If you look at the number of special breweries, though, it would seem to tell a totally different story. In 1980, you could have counted the country's craft breweries on both hands, but these days, they number in the thousands. So, what gives?
The answer is simple: The two fastest-growing segments of the country, young people and non-whites, aren't drinking beer.
According to Derek Thompson, senior editor for The Atlantic, there are other factors at play, too. Consider the average beer drinker, a middle-class male voter. Well, blue-collar workers are still struggling, and when they struggle, so does beer. According to Gallup, beer sales dipped significantly immediately after the 2001 recession and even more sharply again when the Great Recession hit a few years later. It's only starting to rebound now, thanks to craft beer.
But that's part of the problem too. Americans aren't just drinking less, they're paying more for it. With the rise of craft beer came the rise of more expensive brews.
"The problem is that we're drinking less of the cheaper, lighter stuff," Thompson said on NPR. "We're replacing it with some of the more expensive craft beers. And that challenges the business model among these sort of larger brewers that depend on middle-class guys just buying six-pack after six-pack after 24-pack of Bud Light."
Yet another factor is that Americans are more health-conscious these days -- and beer isn't the only industry that's suffering from that. Since 2001, research shows that juice, powdered drinks, and soda also are down, but beverages including wine, bottled water and tea have increased in popularity.

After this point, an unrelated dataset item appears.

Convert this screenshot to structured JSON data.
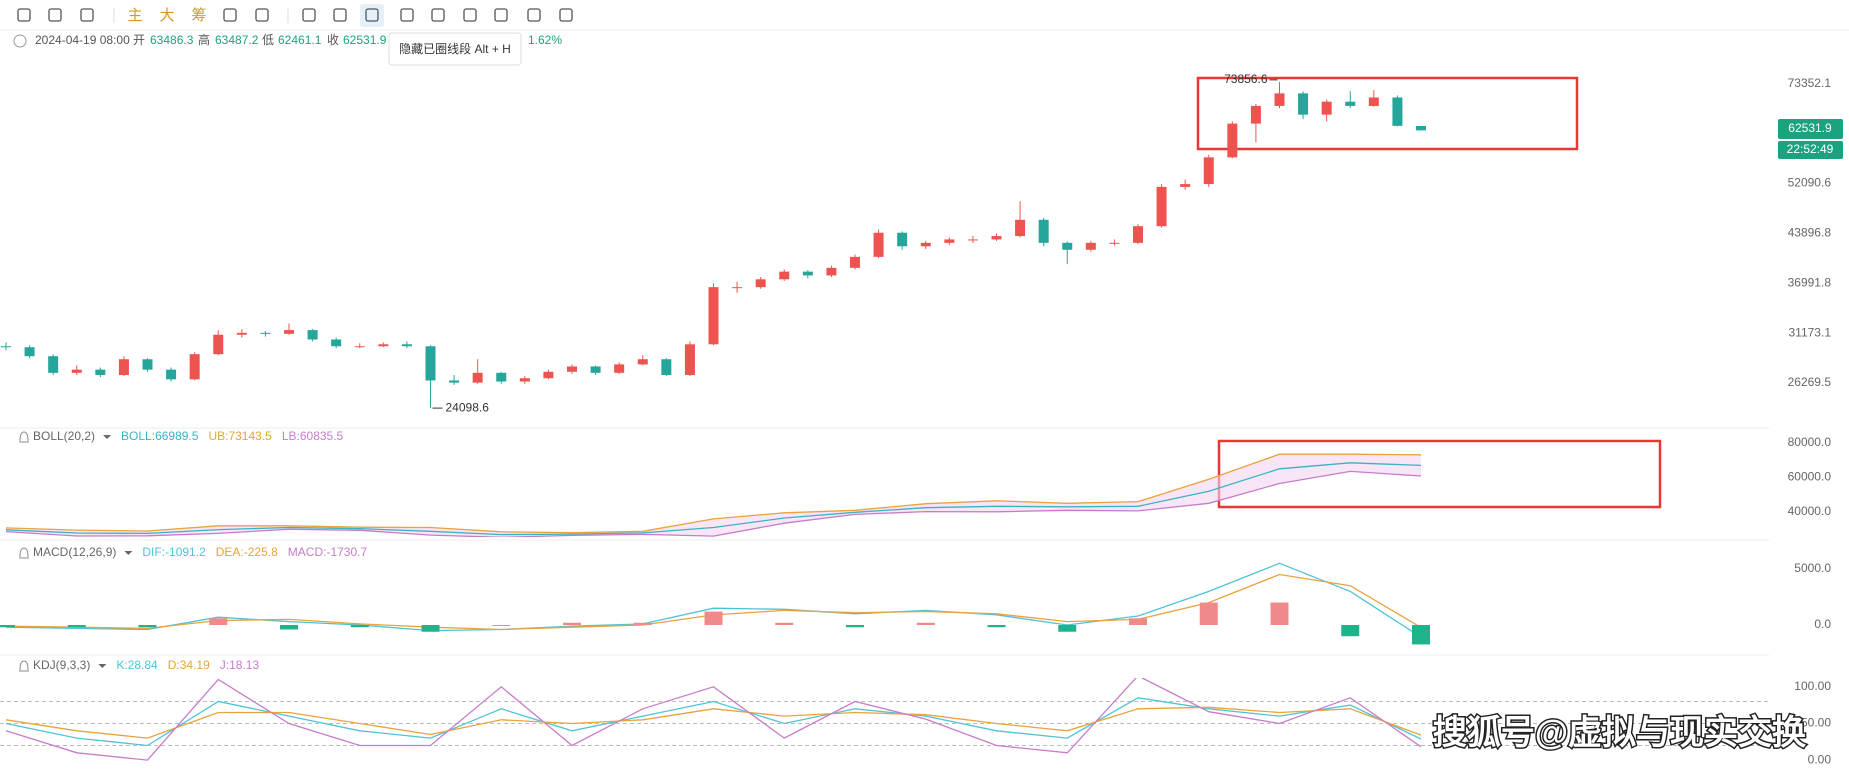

Other forces at play include the appearance of liquor ads on television beginning in the mid-1990s and the growth of California wines since the Judgment of Paris in 1976. Both of which may have contributed to changing tastes in favor of wine and spirits and away from beer.
Of course, the big beer companies aren't going down without a fight. They're trying to capture the craft beer generation through special projects like Anheuser-Busch's Project 12, producing small-batch "tribute" beers named for the ZIP codes where they are made. Miller Coors also set its sights on Millennials with a new line of "small batch" fruit-flavored beers released this summer.